Am Montag nach der Fluxus-Eröffnung bin ich mittags in die Calwerpassage rübergelaufen, um mir dieses brandneue Konstrukt, entwickelt und geplant von Hannes Steim und rund 20 Mitstreitern, zunächst geplant für drei Monate, bei Tag anzuschauen. Gucken, ob da was geht und was da so geht.

Schon von weitem sah ich meine beiden Mittagspausen-Sitzbrüder, strong am Glas, hart am Kaffeebecher wie eh und je: Reimi The Beast und Pierre The Paradise. Es kam zu folgender – zumindest für mich – legendären Konversation, ein Nullpunkt im Mittagspausen-Spiel.

Ich: „Sitzen wir es jetzt hier?“
Pierre: „Sieht so aus.“
Reimi: „Wir sitzen jetzt hier.“

Also saßen wir von da an hier. Also dort. Am Bohème. Und am Tatti. Fast jeden Tag.

Juni 2018: Draußen hinsetzen, front row wie Anna W., alles im Blickfeld, das ist sehr wichtig am und im Tatti. Beobachten. Walter Ercolino hat das Tatti-Life für uns einst zusammengefasst.

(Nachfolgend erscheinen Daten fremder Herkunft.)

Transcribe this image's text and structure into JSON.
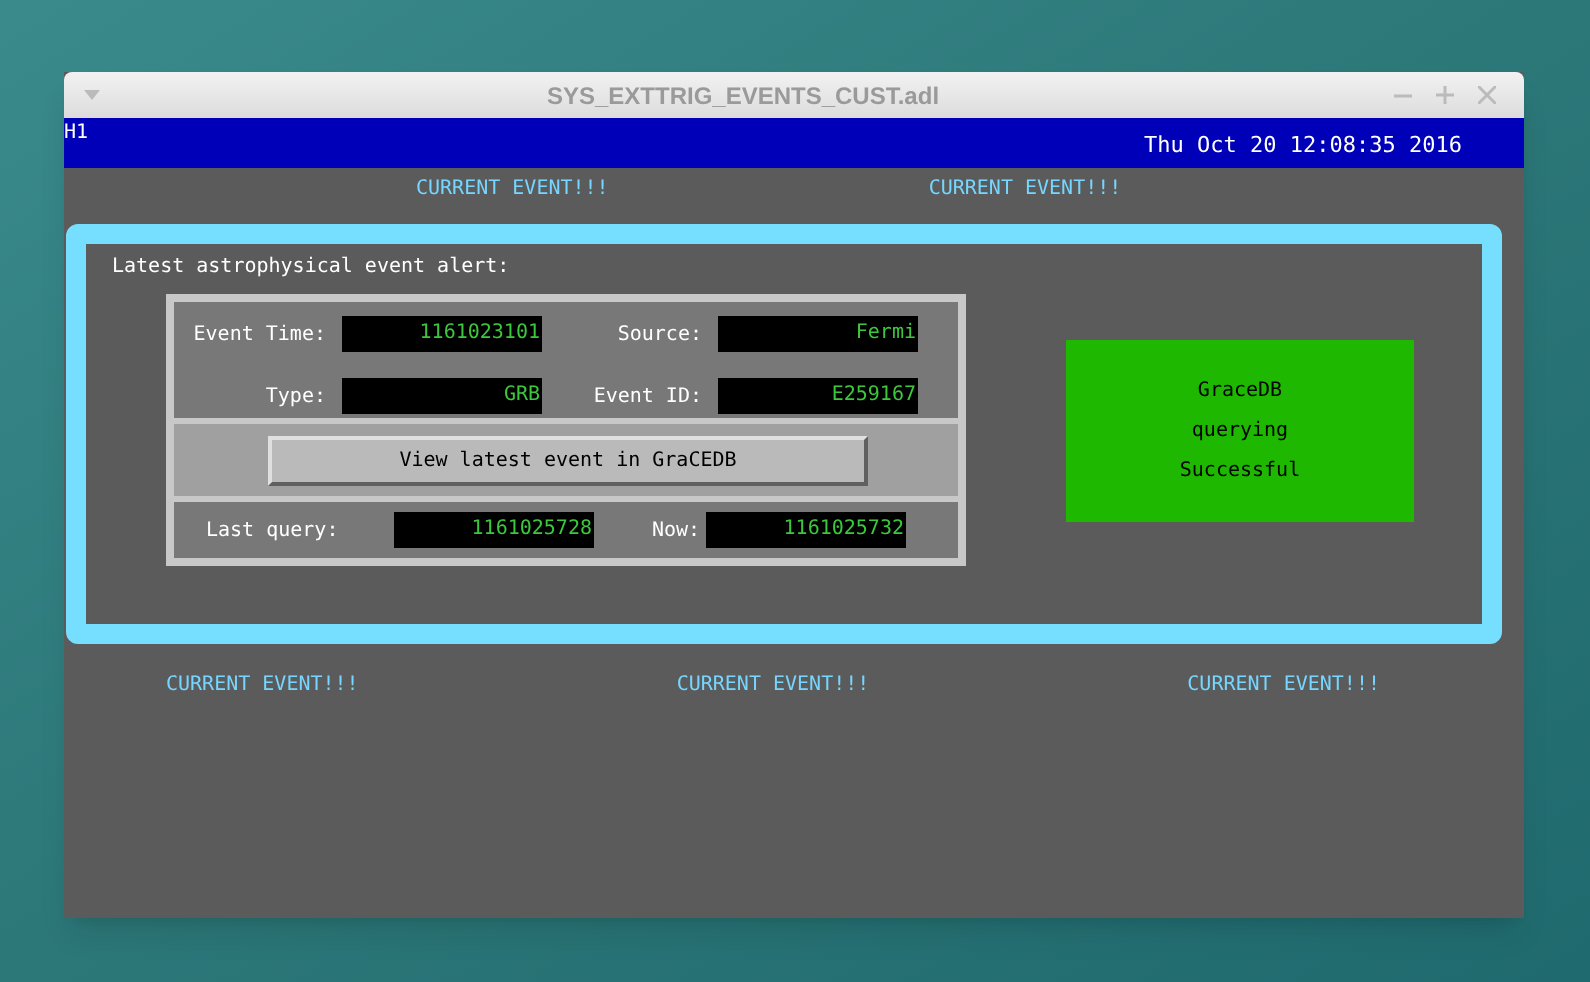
{
  "window": {
    "title": "SYS_EXTTRIG_EVENTS_CUST.adl"
  },
  "header": {
    "site": "H1",
    "datetime": "Thu Oct 20 12:08:35 2016"
  },
  "top_banners": [
    "CURRENT EVENT!!!",
    "CURRENT EVENT!!!"
  ],
  "alert": {
    "heading": "Latest astrophysical event alert:",
    "fields": [
      {
        "label": "Event Time:",
        "value": "1161023101"
      },
      {
        "label": "Source:",
        "value": "Fermi"
      },
      {
        "label": "Type:",
        "value": "GRB"
      },
      {
        "label": "Event ID:",
        "value": "E259167"
      }
    ],
    "button": "View latest event in GraCEDB",
    "query": [
      {
        "label": "Last query:",
        "value": "1161025728"
      },
      {
        "label": "Now:",
        "value": "1161025732"
      }
    ],
    "status": {
      "lines": [
        "GraceDB",
        "querying",
        "Successful"
      ],
      "color": "#1eb800"
    }
  },
  "bottom_banners": [
    "CURRENT EVENT!!!",
    "CURRENT EVENT!!!",
    "CURRENT EVENT!!!"
  ]
}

Kinder in einer typischen Kinderausflug-Lemming-Formation drehen ihre Einflussrunde und werden anschließend vom S-Bahn Eingang verschluckt. Ein Hund, ein attraktiver Hund, soweit ich das hundelos beurteilen kann, schaut der Gang hinterher.

Vielleicht weint er, der Hund, ich kann’s nicht sehen, vielleicht weil er weiß: In gut einem Monat wird dies wieder eine der wenigen Emotions an der Stadtmitte sein. Menschen werden von der S-Bahn-Haltestelle ausgespuckt und eingesaugt. Ein immer gleicher Boomerang. Rauf, runter. Abwesend. Die S-Bahn kriegend.

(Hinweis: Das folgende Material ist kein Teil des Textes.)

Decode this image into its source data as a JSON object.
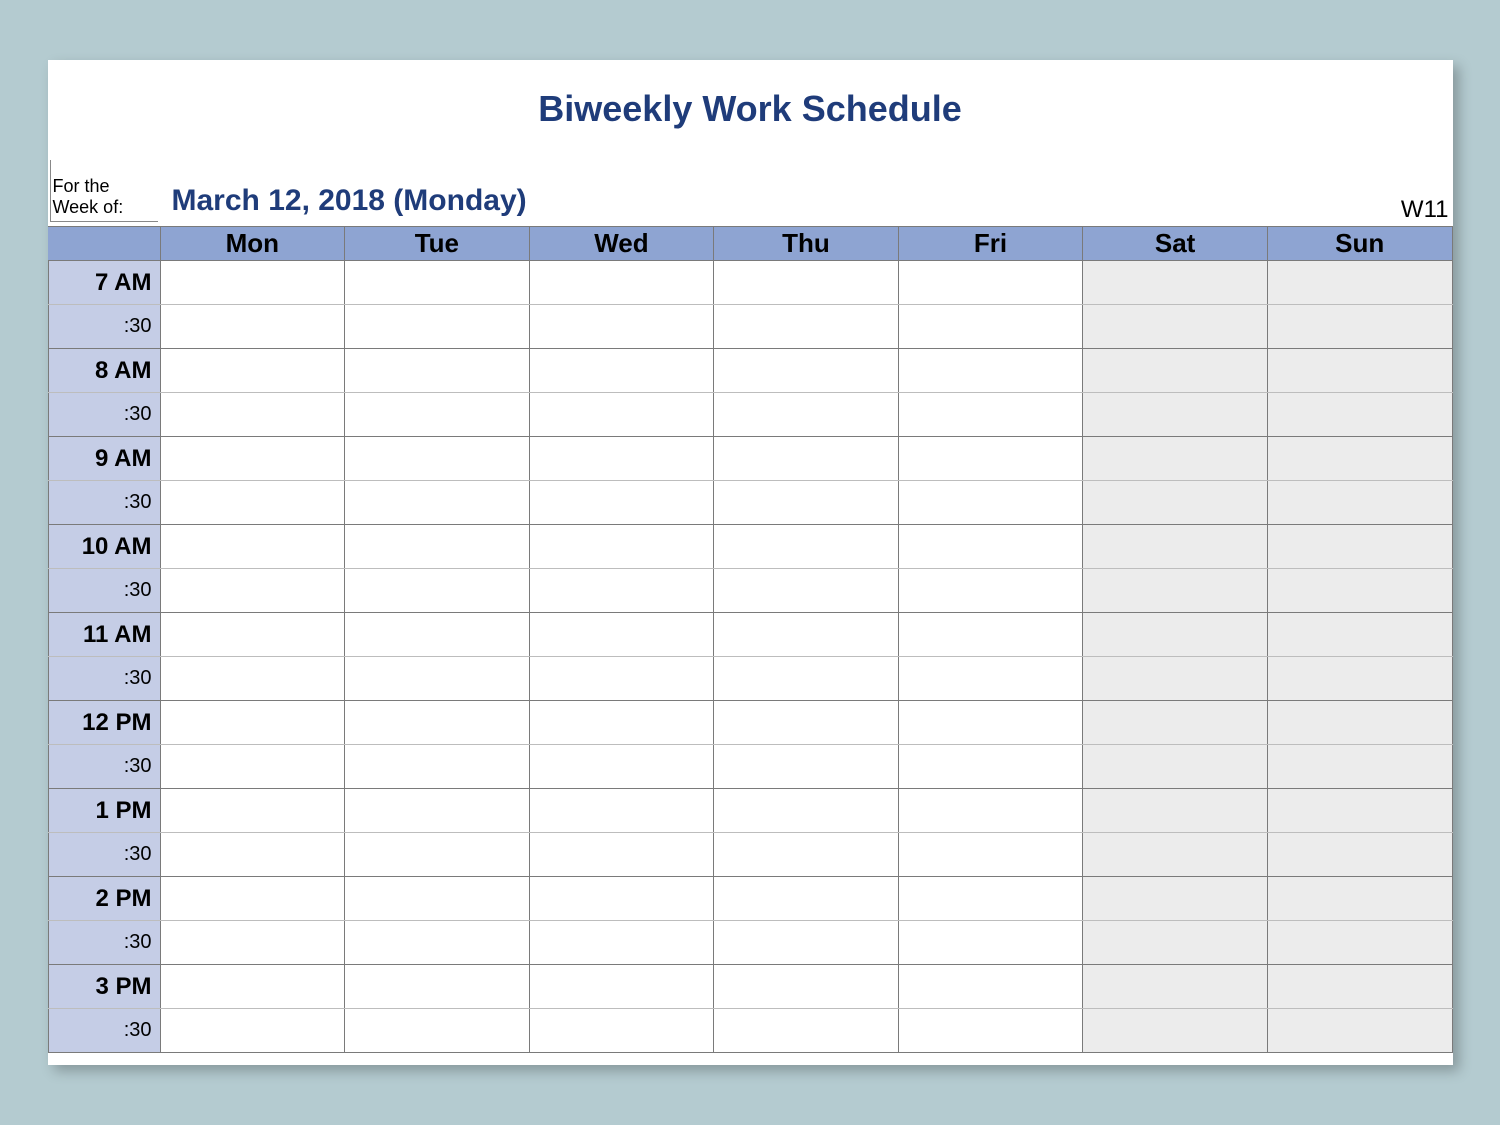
{
  "title": "Biweekly Work Schedule",
  "meta": {
    "label": "For the Week of:",
    "date": "March 12, 2018 (Monday)",
    "week_number": "W11"
  },
  "days": [
    "Mon",
    "Tue",
    "Wed",
    "Thu",
    "Fri",
    "Sat",
    "Sun"
  ],
  "weekend_indices": [
    5,
    6
  ],
  "time_slots": [
    {
      "hour": "7 AM",
      "half": ":30"
    },
    {
      "hour": "8 AM",
      "half": ":30"
    },
    {
      "hour": "9 AM",
      "half": ":30"
    },
    {
      "hour": "10 AM",
      "half": ":30"
    },
    {
      "hour": "11 AM",
      "half": ":30"
    },
    {
      "hour": "12 PM",
      "half": ":30"
    },
    {
      "hour": "1 PM",
      "half": ":30"
    },
    {
      "hour": "2 PM",
      "half": ":30"
    },
    {
      "hour": "3 PM",
      "half": ":30"
    }
  ]
}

Zumindest für die nächsten Jahre. Man muss ja kein Prophet sein um zu wissen, wenn am geographischen Mittelpunkt Stuttgarts zwei, drei Jahre lang Baustelle ist, dann ist hier am Platz erst einmal over mit Life. Auch wenn noch der eine oder andere zurückbleibt, mit Zugängen zur Calwerstraße, es wird schwer. Baustelle vorm/am Laden, schwer. Immer schwer.

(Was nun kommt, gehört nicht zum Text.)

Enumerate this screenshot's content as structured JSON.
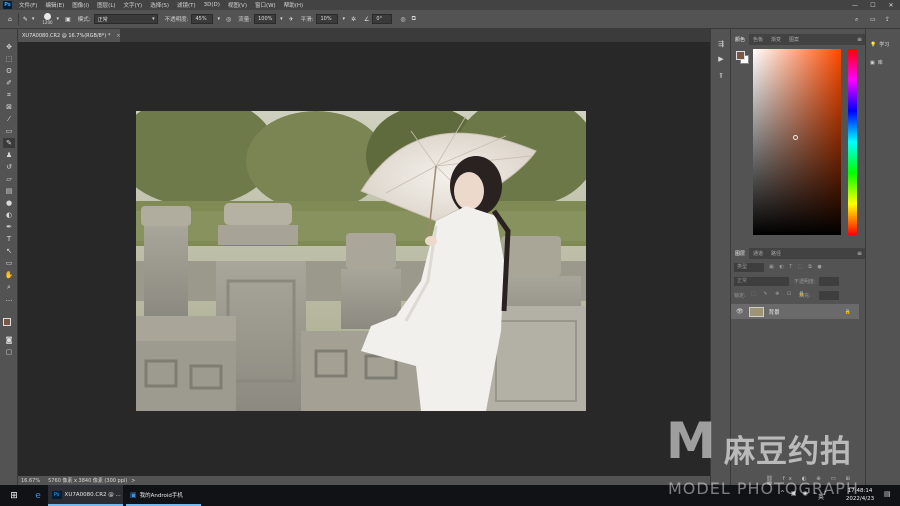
{
  "menubar": {
    "logo": "Ps",
    "items": [
      "文件(F)",
      "编辑(E)",
      "图像(I)",
      "图层(L)",
      "文字(Y)",
      "选择(S)",
      "滤镜(T)",
      "3D(D)",
      "视图(V)",
      "窗口(W)",
      "帮助(H)"
    ],
    "min": "—",
    "max": "☐",
    "close": "✕"
  },
  "options": {
    "brush_size": "1200",
    "mode_label": "模式:",
    "mode_value": "正常",
    "opacity_label": "不透明度:",
    "opacity_value": "45%",
    "flow_label": "流量:",
    "flow_value": "100%",
    "smooth_label": "平滑:",
    "smooth_value": "10%",
    "angle_value": "0°"
  },
  "document": {
    "tab_title": "XU7A0080.CR2 @ 16.7%(RGB/8*) *",
    "tab_close": "×"
  },
  "statusbar": {
    "zoom": "16.67%",
    "info": "5760 像素 x 3840 像素 (300 ppi)",
    "arrow": ">"
  },
  "color_panel": {
    "tabs": [
      "颜色",
      "色板",
      "渐变",
      "图案"
    ],
    "foreground": "#7a5548",
    "background": "#ffffff",
    "hue_color": "#ff4a00"
  },
  "layers_panel": {
    "tabs": [
      "图层",
      "通道",
      "路径"
    ],
    "kind_label": "类型",
    "blend_value": "正常",
    "opacity_label": "不透明度:",
    "lock_label": "锁定:",
    "fill_label": "填充:",
    "layer_name": "背景",
    "lock_icon": "🔒"
  },
  "far_right": {
    "learn": "学习",
    "library": "库"
  },
  "taskbar": {
    "ps_app": "XU7A0080.CR2 @ ...",
    "phone_app": "我的Android手机",
    "time": "17:48:14",
    "date": "2022/4/23",
    "lang": "英"
  },
  "watermark": {
    "brand_cn": "麻豆约拍",
    "brand_en": "MODEL PHOTOGRAPH",
    "letter": "M"
  },
  "colors": {
    "app_bg": "#535353",
    "canvas_bg": "#282828",
    "menubar": "#434343",
    "taskbar": "#111216",
    "accent": "#31a8ff"
  }
}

Und was kommt dann? Man möge den Fluxus-Spirit wieder aufnehmen, ließen im September 2017 die Bauherren verlauten. „Diese Flächen sollen angelehnt an das heutige Projekt FLUXUS, das bis Mitte 2018 verlängert wurde, auch in Zukunft dem inhabergeführten, kleinteiligen Einzelhandel Chancen in bester Innenstadtlage bieten.“

(Visualisierungen Ferdinand Piëch Holding GmbH) 

Die Renderings sehen zumindest ähnlich aus. Erstaunlich sehr ähnlich. Liegt freilich daran, dass ein Teil erhalten werden muss (das Halbzylinderdach), dieser Denkmalschutz, du kennst ihn. Manche kennen ihn ja nicht so genau in dieser Stadt. Manchmal dummerweise genau die Leute, die etwas entscheiden können.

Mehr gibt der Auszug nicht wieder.